In the end, she did get the post, and a number of other women have also been appointed to the highest military posts. Over the years “the fact that the military hewed closely to the concept of gender equality has made the Jordanian military an example for others of a serious commitment to professionalism regardless of gender,” she said.
Gen. Mohammad Badarin told The Media Line that women have also joined the police. In 1972, the first group of six women became the nucleus of a women’s police unit. They have been working since in community policing, traffic, family police, and general community reform projects. They have been involved in all levels of policing and are now active in the UN’s police forces around the world.
Jordanian women first became UN peacekeepers in 2007. “A contingent of 146 women has participated in peacekeeping efforts in Congo, Cyprus, South Sudan and Fiji. They have also carried out duties with refugees and were involved in training local police forces in various countries,” he said.
Military engineer Najwa Najdawi spoke about her experience in Cyprus on a special radio program on “Women and Peace,” which was broadcast in Amman on Radio Al-Balad.

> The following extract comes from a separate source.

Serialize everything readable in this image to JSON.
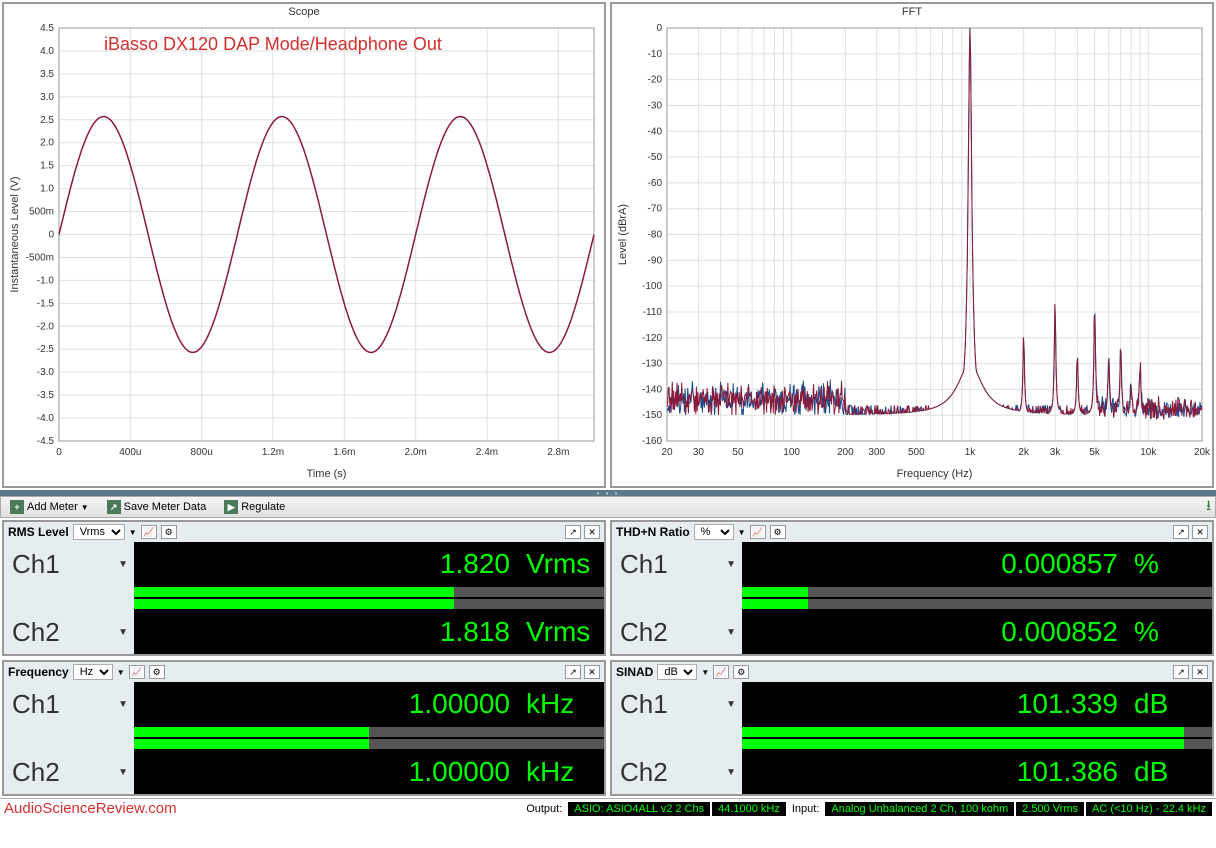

“It was a successful mission, and we gained a lot of self-confidence and gained new experiences and professional insights while working with international officers,” she said.
The challenges also were personal in nature as the women had to leave home for an extended period, many for the first time, Najdawi said.
“The coronavirus pandemic made the work even more difficult but the fact that all education was virtual” meant her eight-year-old son was able to follow his classes from Cyprus while she was posted there.
Etaf Roudan provided field research.